O tradicional presépio da Lagoa, que foi apresentado nos EUA, por Roberto Medeiros, celebra 15 anos de exposição pública, na sala principal da Casa da Saudade sediada ao sul de New Bedford. 
A sua aparição aconteceu em 2004. Portuguese Times estava lá. Aliás, até nem é de admirar, dado que tem acompanhado o nascimento e evolução da maioria das iniciativas lusas nesta costa dos EUA. 

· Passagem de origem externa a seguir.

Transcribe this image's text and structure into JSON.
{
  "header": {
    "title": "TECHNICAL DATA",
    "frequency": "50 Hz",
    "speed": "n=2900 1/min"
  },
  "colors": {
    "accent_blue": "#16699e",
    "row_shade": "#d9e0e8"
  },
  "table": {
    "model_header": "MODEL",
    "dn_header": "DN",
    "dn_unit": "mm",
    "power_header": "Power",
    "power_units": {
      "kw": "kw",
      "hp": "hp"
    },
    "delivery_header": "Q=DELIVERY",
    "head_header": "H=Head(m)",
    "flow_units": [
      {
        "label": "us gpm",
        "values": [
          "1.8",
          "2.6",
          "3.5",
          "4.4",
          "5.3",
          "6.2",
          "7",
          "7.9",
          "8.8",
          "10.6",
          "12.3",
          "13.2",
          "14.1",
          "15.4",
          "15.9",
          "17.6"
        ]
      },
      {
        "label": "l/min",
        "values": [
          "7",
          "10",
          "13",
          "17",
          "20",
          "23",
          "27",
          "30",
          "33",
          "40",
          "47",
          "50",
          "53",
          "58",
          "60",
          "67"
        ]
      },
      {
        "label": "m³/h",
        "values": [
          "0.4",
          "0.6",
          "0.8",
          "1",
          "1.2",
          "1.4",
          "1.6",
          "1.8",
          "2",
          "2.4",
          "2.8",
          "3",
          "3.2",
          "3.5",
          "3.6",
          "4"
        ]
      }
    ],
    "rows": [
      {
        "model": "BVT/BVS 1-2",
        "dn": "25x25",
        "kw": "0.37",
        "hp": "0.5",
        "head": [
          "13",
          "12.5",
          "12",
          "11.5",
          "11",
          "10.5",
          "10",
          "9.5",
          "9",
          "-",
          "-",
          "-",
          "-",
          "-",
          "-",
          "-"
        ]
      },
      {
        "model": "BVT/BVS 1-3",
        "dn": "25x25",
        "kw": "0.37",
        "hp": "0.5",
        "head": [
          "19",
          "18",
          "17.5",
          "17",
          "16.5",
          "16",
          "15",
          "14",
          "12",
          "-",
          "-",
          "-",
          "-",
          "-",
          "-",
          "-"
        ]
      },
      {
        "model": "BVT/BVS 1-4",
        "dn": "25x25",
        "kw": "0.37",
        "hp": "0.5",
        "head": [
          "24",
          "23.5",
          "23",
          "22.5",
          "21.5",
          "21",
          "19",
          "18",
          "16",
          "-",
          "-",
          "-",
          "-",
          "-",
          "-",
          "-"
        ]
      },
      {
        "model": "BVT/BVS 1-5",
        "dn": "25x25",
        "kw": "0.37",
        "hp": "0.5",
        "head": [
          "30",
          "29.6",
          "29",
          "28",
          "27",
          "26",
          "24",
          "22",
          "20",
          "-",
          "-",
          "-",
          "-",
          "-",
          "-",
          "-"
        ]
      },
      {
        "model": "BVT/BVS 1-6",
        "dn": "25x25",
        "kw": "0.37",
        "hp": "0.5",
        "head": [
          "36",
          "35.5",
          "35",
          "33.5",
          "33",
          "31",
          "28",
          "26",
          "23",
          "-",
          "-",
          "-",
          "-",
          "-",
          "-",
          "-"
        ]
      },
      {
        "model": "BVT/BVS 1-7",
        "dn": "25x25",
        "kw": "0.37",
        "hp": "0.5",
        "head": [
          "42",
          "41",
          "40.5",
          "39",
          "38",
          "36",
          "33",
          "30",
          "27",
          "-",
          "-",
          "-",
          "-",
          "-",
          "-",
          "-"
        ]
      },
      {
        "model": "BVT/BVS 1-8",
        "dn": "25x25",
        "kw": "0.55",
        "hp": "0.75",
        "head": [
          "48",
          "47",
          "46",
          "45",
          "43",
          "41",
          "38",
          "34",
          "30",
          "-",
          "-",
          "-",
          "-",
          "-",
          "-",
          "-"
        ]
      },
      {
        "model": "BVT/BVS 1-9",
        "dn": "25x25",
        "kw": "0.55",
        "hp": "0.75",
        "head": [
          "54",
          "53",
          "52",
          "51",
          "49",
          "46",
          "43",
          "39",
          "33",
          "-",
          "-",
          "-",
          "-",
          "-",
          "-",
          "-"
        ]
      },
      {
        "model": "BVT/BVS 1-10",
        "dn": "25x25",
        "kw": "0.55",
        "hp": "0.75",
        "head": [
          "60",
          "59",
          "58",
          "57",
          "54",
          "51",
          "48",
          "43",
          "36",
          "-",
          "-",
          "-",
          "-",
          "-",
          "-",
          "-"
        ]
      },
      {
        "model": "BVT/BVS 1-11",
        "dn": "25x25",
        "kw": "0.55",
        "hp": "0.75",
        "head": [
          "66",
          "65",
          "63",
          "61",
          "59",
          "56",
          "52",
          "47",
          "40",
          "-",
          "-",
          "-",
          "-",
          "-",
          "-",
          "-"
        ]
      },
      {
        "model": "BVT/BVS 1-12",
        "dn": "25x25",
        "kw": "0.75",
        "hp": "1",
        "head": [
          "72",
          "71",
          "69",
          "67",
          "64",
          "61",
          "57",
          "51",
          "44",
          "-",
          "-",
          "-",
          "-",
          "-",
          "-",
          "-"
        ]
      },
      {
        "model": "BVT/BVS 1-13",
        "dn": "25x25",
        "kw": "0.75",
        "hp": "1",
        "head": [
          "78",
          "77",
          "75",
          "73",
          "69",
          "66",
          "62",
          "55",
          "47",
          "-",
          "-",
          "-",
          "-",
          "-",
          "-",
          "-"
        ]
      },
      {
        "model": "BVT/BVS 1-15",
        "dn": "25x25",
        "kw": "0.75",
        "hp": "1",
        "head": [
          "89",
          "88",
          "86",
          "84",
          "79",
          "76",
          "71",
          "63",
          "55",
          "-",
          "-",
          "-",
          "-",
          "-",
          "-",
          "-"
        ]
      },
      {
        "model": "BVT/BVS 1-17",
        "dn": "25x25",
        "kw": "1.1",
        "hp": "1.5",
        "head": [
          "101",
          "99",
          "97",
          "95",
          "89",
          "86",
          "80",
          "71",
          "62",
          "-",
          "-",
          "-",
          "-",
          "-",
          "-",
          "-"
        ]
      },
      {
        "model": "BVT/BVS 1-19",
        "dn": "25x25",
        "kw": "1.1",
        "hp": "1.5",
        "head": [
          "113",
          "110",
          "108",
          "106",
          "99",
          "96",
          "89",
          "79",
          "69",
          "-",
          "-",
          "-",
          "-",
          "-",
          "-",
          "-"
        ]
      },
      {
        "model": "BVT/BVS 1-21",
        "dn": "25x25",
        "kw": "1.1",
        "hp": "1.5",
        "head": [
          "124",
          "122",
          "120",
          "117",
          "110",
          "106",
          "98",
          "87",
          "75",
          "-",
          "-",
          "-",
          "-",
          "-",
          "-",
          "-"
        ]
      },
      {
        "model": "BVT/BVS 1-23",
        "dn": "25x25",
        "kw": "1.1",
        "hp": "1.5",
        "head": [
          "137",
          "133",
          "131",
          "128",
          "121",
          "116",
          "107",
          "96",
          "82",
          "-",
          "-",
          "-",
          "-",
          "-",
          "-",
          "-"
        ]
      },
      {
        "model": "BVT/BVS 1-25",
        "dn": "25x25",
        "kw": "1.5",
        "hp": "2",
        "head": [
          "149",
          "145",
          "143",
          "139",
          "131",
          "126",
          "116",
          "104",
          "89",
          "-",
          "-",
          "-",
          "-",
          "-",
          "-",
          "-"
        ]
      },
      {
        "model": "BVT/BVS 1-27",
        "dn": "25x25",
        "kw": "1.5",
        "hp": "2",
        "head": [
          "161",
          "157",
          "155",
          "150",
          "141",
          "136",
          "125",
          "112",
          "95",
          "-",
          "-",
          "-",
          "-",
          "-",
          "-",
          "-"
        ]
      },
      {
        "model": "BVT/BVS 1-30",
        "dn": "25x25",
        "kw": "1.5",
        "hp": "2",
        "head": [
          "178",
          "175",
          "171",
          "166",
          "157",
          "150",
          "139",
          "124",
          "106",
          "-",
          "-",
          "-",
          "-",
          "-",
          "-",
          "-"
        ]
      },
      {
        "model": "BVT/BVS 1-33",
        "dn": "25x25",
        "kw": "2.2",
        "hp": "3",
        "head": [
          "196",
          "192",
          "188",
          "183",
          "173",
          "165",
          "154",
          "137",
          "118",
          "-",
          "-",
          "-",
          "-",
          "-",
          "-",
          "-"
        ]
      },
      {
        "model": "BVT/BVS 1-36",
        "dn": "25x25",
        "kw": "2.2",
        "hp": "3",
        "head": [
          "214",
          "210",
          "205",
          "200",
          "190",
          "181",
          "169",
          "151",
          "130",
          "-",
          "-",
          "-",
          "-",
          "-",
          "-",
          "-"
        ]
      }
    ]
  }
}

O ambiente era de cultura. Até podiamos ir em buca da letra da canção do Baile da Biblioteca. O baile é de noite entre os autores das mais diversas obras. E durante o mês de dezembro, o baile aumenta. Ali vão dançar, São José e Nossa Senhora. Não ficam admirados, vimos recentemente no “Miracle of Christmas”, que foi à cena no Sight & Sound Theatre, em Lancaster, Pennsylvania. Ali numa brilhante apresentação natalícia houve grande alegria. Da mesma forma que a inauguração do Presépio da Lagoa também foi em ambiente de festa, tendo por fundo a Casa da Saudade, não matando a saudade, como nos princípios, dadas as grandes facilidades das comunicações atuais, mas mantendo o exemplar trabalho de manter vivas as tradições das origens, como esta do presépio de Roberto Medeiros. Apostou-se no primeiro ano. A aposta foi ganha. E anualmente é revivido naquele recanto cultural da comunidade, a cena da natividade.
Estando numa biblioteca, onde o factor primordial são os livros. Poderá parecer estranho. Mas foi com livros que em anos passados se fez o presépio. O resto desta iniciativa pode ser recordada num livro que alberga a cena da natividade e um outro que alberga os três reis magos montados em camelos, no presépio exposto na Casa da Saudade. 
Durante a quadra natalícia, tire uns minutos ao atarefado da quadra e pare na Casa da Saudade em New Bedford e admire o presépio da Lagoa.
Mas se é natural da Beira Alta, vai encontrar um presépio idêntico ao que se fazia por aquela província.
Penalva do Castelo, Mangualde, Viseu mostravam quer em espaços públicos, quer em moradias particulares, o presépio constituído pela cena da natividade, bandas de música, procissões, pastores, rebanhos, pontes, rios, pescadores. Elevações cobertas de musgo, arrancado das paredes ou das matas.
Mas tudo isto se desenrola sob um pinheirinho, que se cortava numa mata próxima. Os bonecos de barro eram comprados na Feira dos Santos, Mangualde, onde oleiros vindo de Molelos, vila onde havia oficinas da fabricação do mais diversos objetos de louça entre os quais as figuras do presépio.
Ao vermos Roberto Medeiros com todo o entusiasmo falar do seu presépio e dos bonecreiros da Lagoa, recordamos o nosso presépio que era montado na sala principal da nossa casa. E ali lá estavam expostas figuras semelhantes ao que nos é dado observar no presépio da Casa da Saudade. 
Mas as demonstrações natalícias ganhavam uma nova dimensão com um presépio em movimento que anualmente era montado no seminário em Viseu. Esta obra de arte merecia a visita de milhares de pessoas. 
Queremos com tudo isto dizer que o presépio é uma tradição que se vive e revive no mundo católico. 
Aqui pelos States teve uma nova dimensão, quando Roberto Medeiros, apostou em fazer aqui viver a tradição. Foi uma aposta ganha e que pode ser admirada na Casa da Saudade em New Bedford.